Los niños del coro de la iglesia de Santo Jesús del Santo Sepulcro, ensayaban con voces angelicales villancicos del mundo, mientras el cura iba de un lado para otro, enloquecido, procurando que todo estuviera a punto.

A las ocho de la tarde, del día veinte de diciembre, había convocado en la parroquia a los numerosos feligreses de Torreznos, un pueblo perdido de Albacete, en medio de La Mancha. Es decir, en medio de la nada.

Todo adornado a base de cestas de mimbre con flores de plástico sobre delicados pañitos de ganchillo, tejidos por las abuelas del lugar.

-¡A ver! Esos chicos que se quiten del medio. Tú, Javi, ponte en esa fila y mantén la boca callada.
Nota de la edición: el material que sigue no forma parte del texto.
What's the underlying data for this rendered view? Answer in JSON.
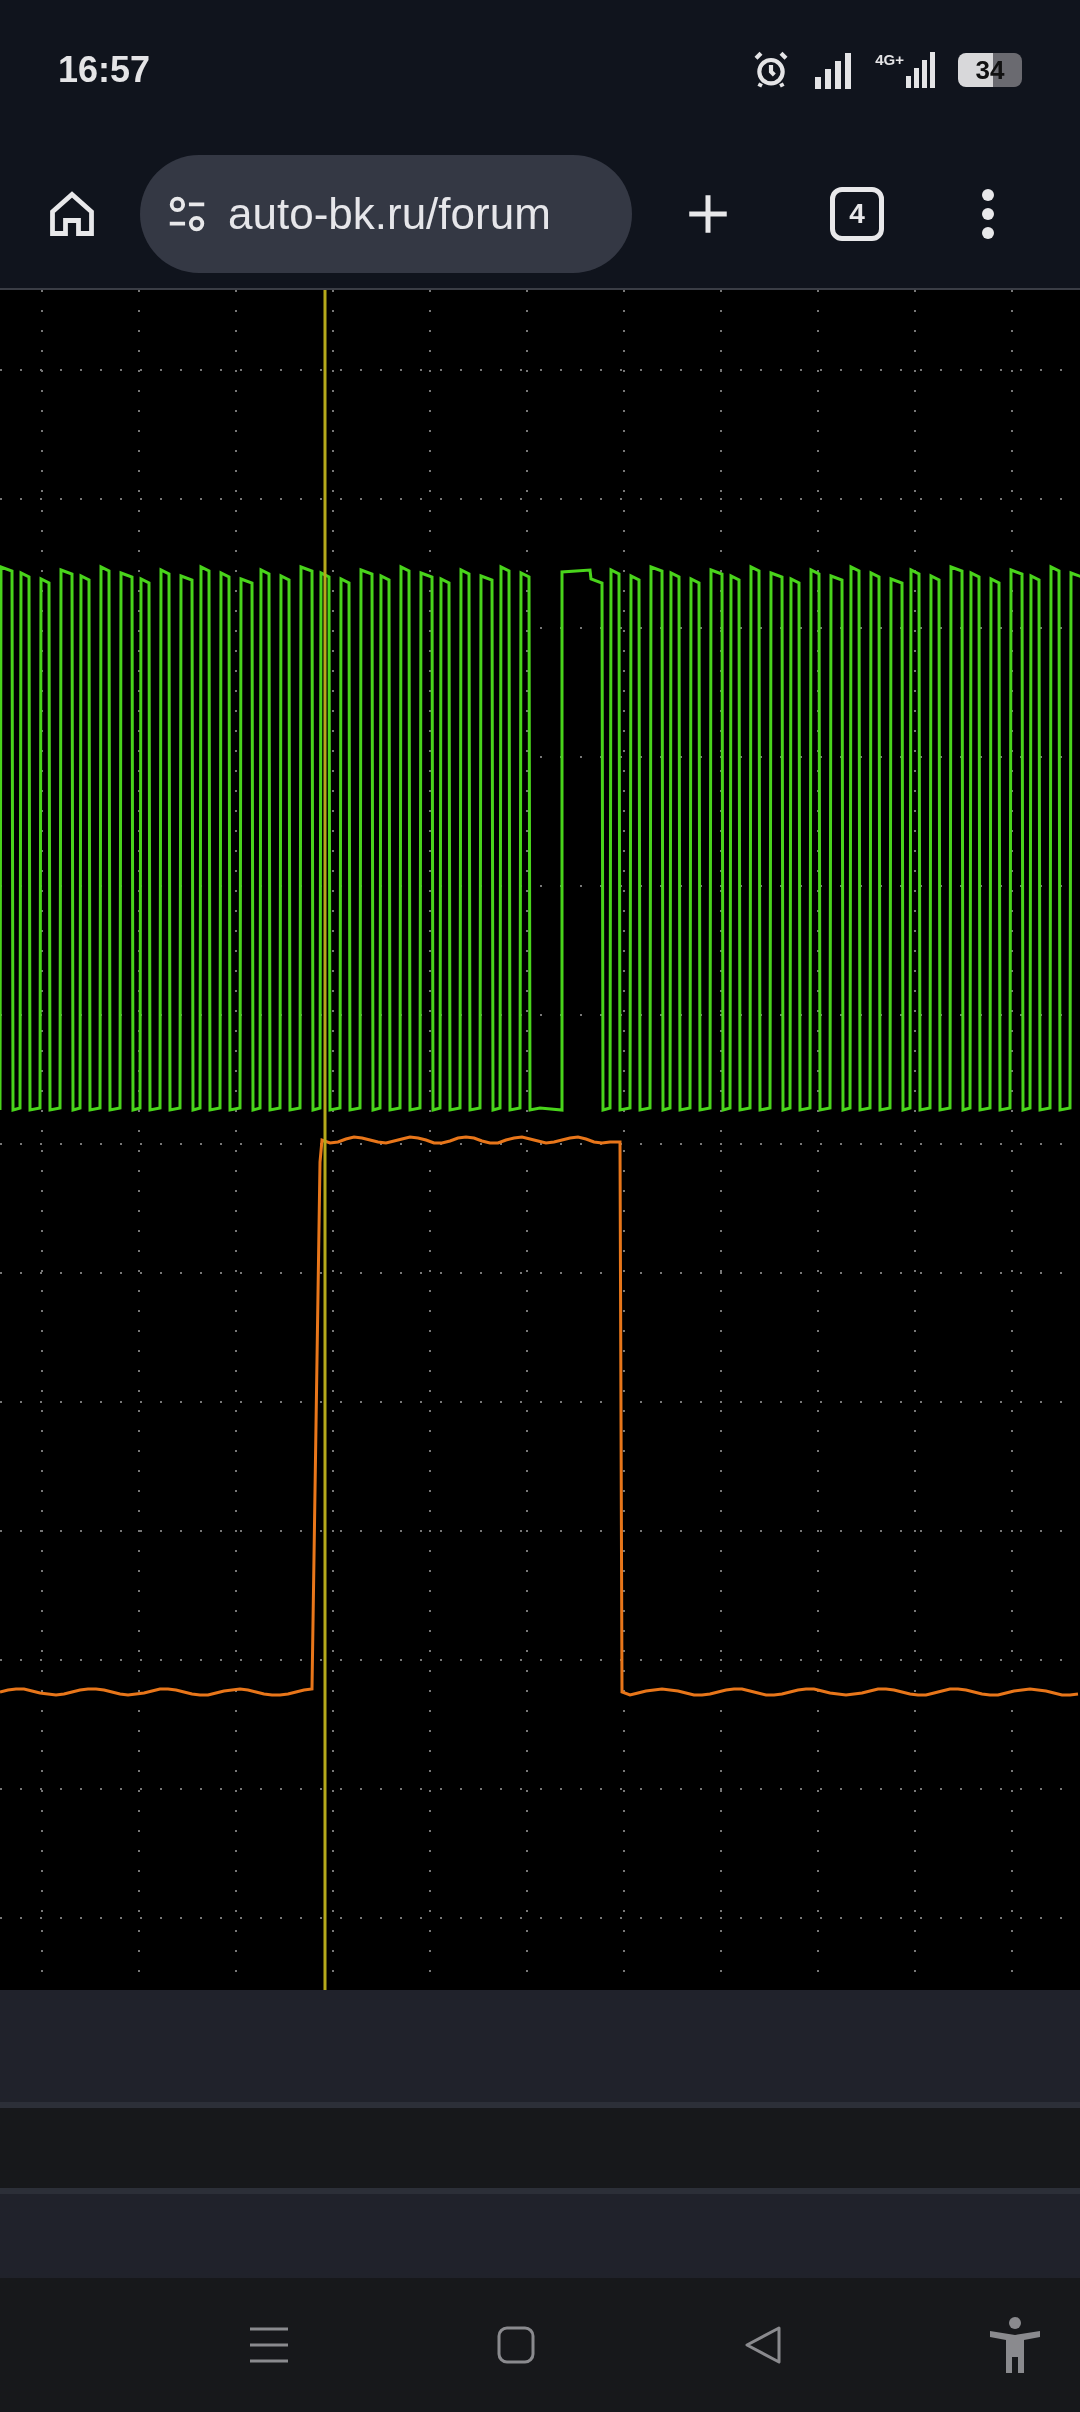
{
  "status_bar": {
    "time": "16:57",
    "network_type": "4G+",
    "battery": "34"
  },
  "browser_toolbar": {
    "url": "auto-bk.ru/forum",
    "tab_count": "4"
  }
}
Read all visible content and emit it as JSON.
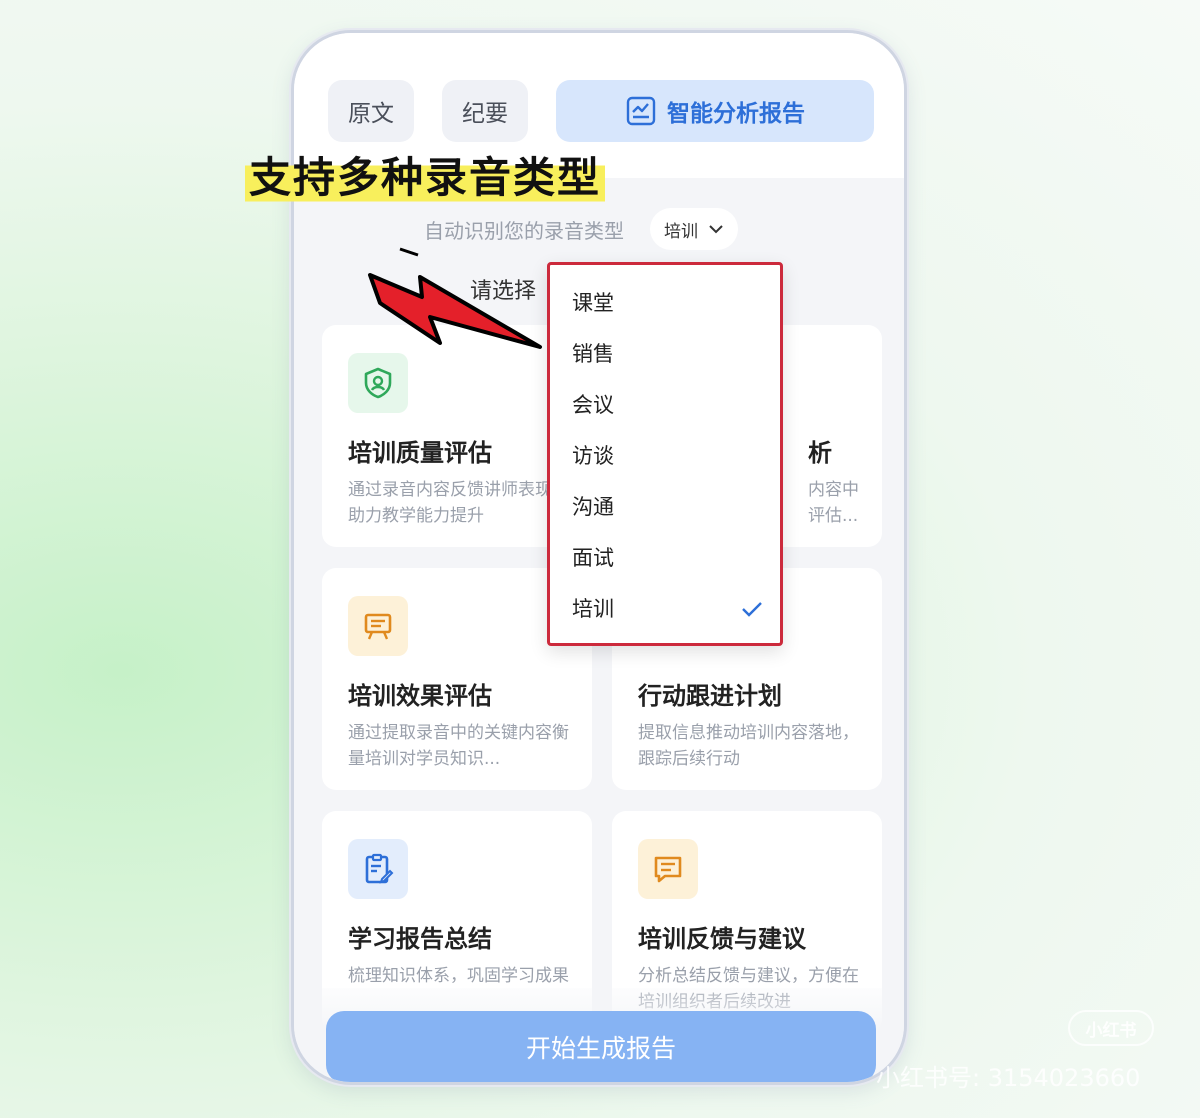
{
  "tabs": {
    "original": "原文",
    "summary": "纪要",
    "report": "智能分析报告"
  },
  "headline": "支持多种录音类型",
  "auto_detect": {
    "label": "自动识别您的录音类型",
    "selected_type": "培训"
  },
  "choose_label": "请选择",
  "dropdown": {
    "items": [
      "课堂",
      "销售",
      "会议",
      "访谈",
      "沟通",
      "面试",
      "培训"
    ],
    "selected": "培训"
  },
  "cards": [
    {
      "title": "培训质量评估",
      "desc": "通过录音内容反馈讲师表现，助力教学能力提升",
      "icon": "shield-person-icon",
      "color": "#2fa85a",
      "bg": "#e6f7eb"
    },
    {
      "title": "析",
      "desc": "内容中评估...",
      "icon": "",
      "color": "",
      "bg": ""
    },
    {
      "title": "培训效果评估",
      "desc": "通过提取录音中的关键内容衡量培训对学员知识...",
      "icon": "presentation-board-icon",
      "color": "#e08a1e",
      "bg": "#fdf1d8"
    },
    {
      "title": "行动跟进计划",
      "desc": "提取信息推动培训内容落地，跟踪后续行动",
      "icon": "",
      "color": "",
      "bg": ""
    },
    {
      "title": "学习报告总结",
      "desc": "梳理知识体系，巩固学习成果",
      "icon": "clipboard-edit-icon",
      "color": "#2d6fd8",
      "bg": "#e3edfc"
    },
    {
      "title": "培训反馈与建议",
      "desc": "分析总结反馈与建议，方便在培训组织者后续改进",
      "icon": "message-list-icon",
      "color": "#e08a1e",
      "bg": "#fdf1d8"
    }
  ],
  "start_button": "开始生成报告",
  "watermark": {
    "badge": "小红书",
    "text": "小红书号: 3154023660"
  },
  "colors": {
    "accent": "#2d6fd8",
    "dropdown_border": "#cc2a3c",
    "highlight": "#f8ef5c",
    "arrow": "#e4202a"
  }
}
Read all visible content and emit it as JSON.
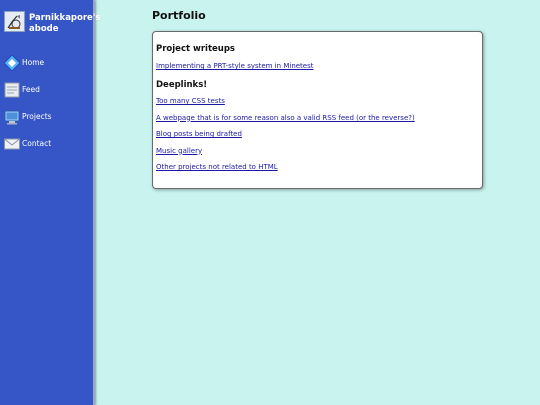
{
  "sidebar": {
    "site_title": "Parnikkapore's abode",
    "logo_icon": "gramophone-logo-icon",
    "items": [
      {
        "label": "Home",
        "icon": "home-diamond-icon"
      },
      {
        "label": "Feed",
        "icon": "feed-document-icon"
      },
      {
        "label": "Projects",
        "icon": "computer-monitor-icon"
      },
      {
        "label": "Contact",
        "icon": "envelope-icon"
      }
    ]
  },
  "main": {
    "title": "Portfolio",
    "sections": [
      {
        "heading": "Project writeups",
        "links": [
          "Implementing a PRT-style system in Minetest"
        ]
      },
      {
        "heading": "Deeplinks!",
        "links": [
          "Too many CSS tests",
          "A webpage that is for some reason also a valid RSS feed (or the reverse?)",
          "Blog posts being drafted",
          "Music gallery",
          "Other projects not related to HTML"
        ]
      }
    ]
  },
  "colors": {
    "sidebar_bg": "#3656c8",
    "page_bg": "#c8f3ee",
    "link": "#1a1aa6"
  }
}
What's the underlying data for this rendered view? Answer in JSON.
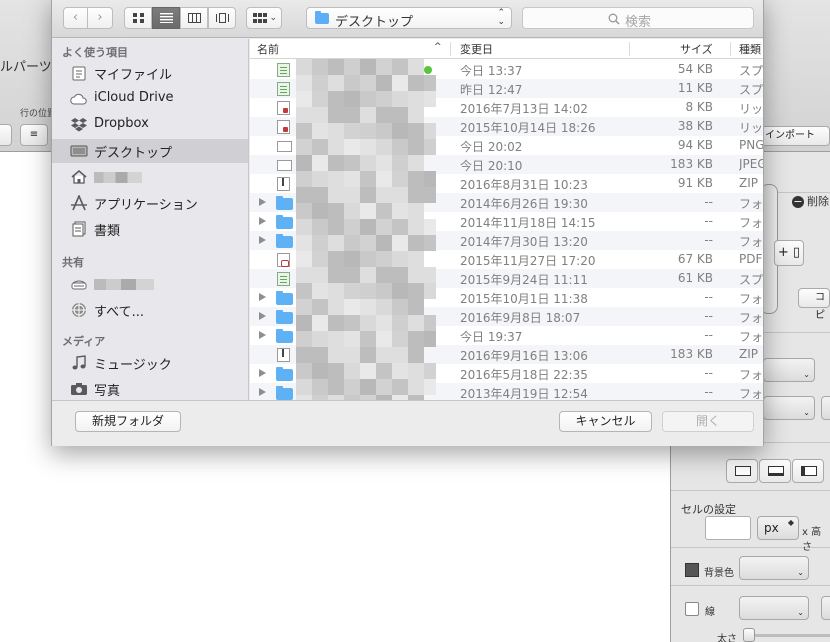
{
  "background_app": {
    "title_fragment": "ルパーツ",
    "row_position_label": "行の位置",
    "import_label": "インポート",
    "delete_label": "削除",
    "add_label": "+ ▯",
    "koho_label": "コピ",
    "cell_settings_label": "セルの設定",
    "unit_value": "px",
    "height_label": "x 高さ",
    "bg_color_label": "背景色",
    "line_label": "線",
    "thickness_label": "太さ"
  },
  "toolbar": {
    "back_icon": "chevron-left-icon",
    "forward_icon": "chevron-right-icon",
    "location_label": "デスクトップ",
    "search_placeholder": "検索"
  },
  "sidebar": {
    "favorites_heading": "よく使う項目",
    "shared_heading": "共有",
    "media_heading": "メディア",
    "items": [
      {
        "label": "マイファイル",
        "icon": "all-files-icon"
      },
      {
        "label": "iCloud Drive",
        "icon": "cloud-icon"
      },
      {
        "label": "Dropbox",
        "icon": "dropbox-icon"
      },
      {
        "label": "デスクトップ",
        "icon": "desktop-icon",
        "selected": true
      },
      {
        "label": "",
        "icon": "home-icon"
      },
      {
        "label": "アプリケーション",
        "icon": "applications-icon"
      },
      {
        "label": "書類",
        "icon": "documents-icon"
      }
    ],
    "shared_items": [
      {
        "label": "",
        "icon": "server-icon"
      },
      {
        "label": "すべて...",
        "icon": "network-icon"
      }
    ],
    "media_items": [
      {
        "label": "ミュージック",
        "icon": "music-icon"
      },
      {
        "label": "写真",
        "icon": "camera-icon"
      }
    ]
  },
  "file_list": {
    "columns": {
      "name": "名前",
      "modified": "変更日",
      "size": "サイズ",
      "kind": "種類"
    },
    "rows": [
      {
        "type": "sheet",
        "date": "今日 13:37",
        "size": "54 KB",
        "kind": "スプ",
        "tag": "green"
      },
      {
        "type": "sheet",
        "date": "昨日 12:47",
        "size": "11 KB",
        "kind": "スプ"
      },
      {
        "type": "red",
        "date": "2016年7月13日 14:02",
        "size": "8 KB",
        "kind": "リッ"
      },
      {
        "type": "red",
        "date": "2015年10月14日 18:26",
        "size": "38 KB",
        "kind": "リッ"
      },
      {
        "type": "img",
        "date": "今日 20:02",
        "size": "94 KB",
        "kind": "PNG"
      },
      {
        "type": "img",
        "date": "今日 20:10",
        "size": "183 KB",
        "kind": "JPEG"
      },
      {
        "type": "zip",
        "date": "2016年8月31日 10:23",
        "size": "91 KB",
        "kind": "ZIP"
      },
      {
        "type": "folder",
        "date": "2014年6月26日 19:30",
        "size": "--",
        "kind": "フォ"
      },
      {
        "type": "folder",
        "date": "2014年11月18日 14:15",
        "size": "--",
        "kind": "フォ"
      },
      {
        "type": "folder",
        "date": "2014年7月30日 13:20",
        "size": "--",
        "kind": "フォ"
      },
      {
        "type": "pdf",
        "date": "2015年11月27日 17:20",
        "size": "67 KB",
        "kind": "PDF"
      },
      {
        "type": "sheet",
        "date": "2015年9月24日 11:11",
        "size": "61 KB",
        "kind": "スプ"
      },
      {
        "type": "folder",
        "date": "2015年10月1日 11:38",
        "size": "--",
        "kind": "フォ"
      },
      {
        "type": "folder",
        "date": "2016年9月8日 18:07",
        "size": "--",
        "kind": "フォ"
      },
      {
        "type": "folder",
        "date": "今日 19:37",
        "size": "--",
        "kind": "フォ"
      },
      {
        "type": "zip",
        "date": "2016年9月16日 13:06",
        "size": "183 KB",
        "kind": "ZIP"
      },
      {
        "type": "folder",
        "date": "2016年5月18日 22:35",
        "size": "--",
        "kind": "フォ"
      },
      {
        "type": "folder",
        "date": "2013年4月19日 12:54",
        "size": "--",
        "kind": "フォ"
      }
    ]
  },
  "footer": {
    "new_folder_label": "新規フォルダ",
    "cancel_label": "キャンセル",
    "open_label": "開く"
  },
  "colors": {
    "accent_folder": "#5fb1f5",
    "tag_green": "#58c43f",
    "selection": "#d0d0d4"
  }
}
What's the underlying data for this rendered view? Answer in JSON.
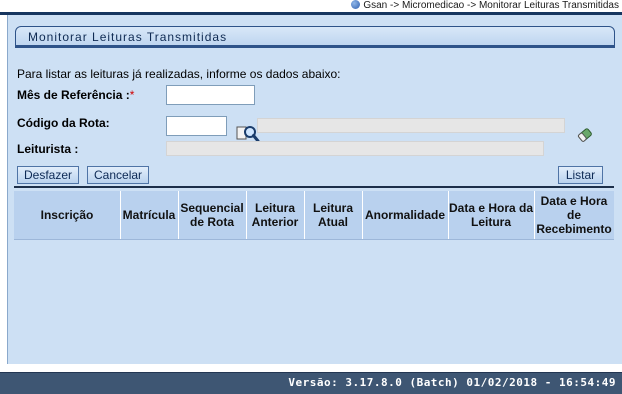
{
  "breadcrumb": {
    "text": "Gsan -> Micromedicao -> Monitorar Leituras Transmitidas",
    "icon": "globe-icon"
  },
  "page": {
    "title": "Monitorar Leituras Transmitidas"
  },
  "form": {
    "intro": "Para listar as leituras já realizadas, informe os dados abaixo:",
    "mes_referencia": {
      "label": "Mês de Referência :",
      "required_mark": "*",
      "value": ""
    },
    "codigo_rota": {
      "label": "Código da Rota:",
      "value": "",
      "description": "",
      "search_icon": "search-icon",
      "clear_icon": "eraser-icon"
    },
    "leiturista": {
      "label": "Leiturista :",
      "value": ""
    }
  },
  "buttons": {
    "desfazer": "Desfazer",
    "cancelar": "Cancelar",
    "listar": "Listar"
  },
  "table": {
    "columns": [
      "Inscrição",
      "Matrícula",
      "Sequencial de Rota",
      "Leitura Anterior",
      "Leitura Atual",
      "Anormalidade",
      "Data e Hora da Leitura",
      "Data e Hora de Recebimento"
    ],
    "rows": []
  },
  "footer": {
    "version": "Versão: 3.17.8.0 (Batch) 01/02/2018 - 16:54:49"
  },
  "colors": {
    "panel_bg": "#cde0f4",
    "header_bg": "#b9d1ee",
    "footer_bg": "#3e5673",
    "border": "#2e5389",
    "required": "#d00000"
  }
}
Iván… creo que tienes que ir a por musgo para ponerlo debajo del muñeco que hace de niño Jesús, unos periódicos viejos ya te dije que no sirven y menos esa revista de Interviú llena de señoras desnudas. ¡Eres un pervertido! ¿Dónde habéis puesto el manto de San José? Pedro ¡no vale la capa de tuno de cuando tu padre estudió aparejadores en Salamanca! ¡Niñas! ¿Dónde se ha metido la Virgen María? ¡Elena! Los ángeles no mascan chicle…

Entonces Lucas apareció en escena.

Lo había intentado. Su pelo rizado y ensortijado era muy navideño. Los ojos azules como los de su abuela, habrían ayudado pero los había tapado con gafas oscuras. Las alpargatas eran de su hermana, y tenían bastante tacón, y el chaleco de borreguillo encima de una camiseta negra con una hoja de cannabis, junto con una bota de vino que portaba y un poco de maquillaje.

¡El pastorcillo se había convertido en una verdadera dragt queen!

Los miró a todos y desde sus altos tacones comenzó a cantar sin más miramientos un rap navideño que había tardado horas en componer:

Campana, sobre campana

No tengo perro ni tengo marihuana 

Y sobre campana una

Te bajo las estrellas, te bajo la luna

Asómate a la ventana

Hace frío, se escucha el croar de las ranas

Verás al niño en la cuna

Los ángeles cantan como canta la tuna

Belén, campanas de Belén

Que a los yonquis les toca

Que pedo os traéis

Y así…Ante el asombro de la multitud que, después de los momentos iniciales, comenzó a dar palmas y a bailar acompañada de panderetas y zambombas.

El cura nunca había visto tanta felicidad en la cara de sus feligreses. Y él mismo se contagió de tanta alegría y se le oyó cantar también el pegadizo rap mientras la parroquia estallaba como nunca.

La luna llena, aburrida, perezosa y cómplice, guiñó a los hombres de buena voluntad su hermoso ojo-cráter en esa tarde fría de diciembre.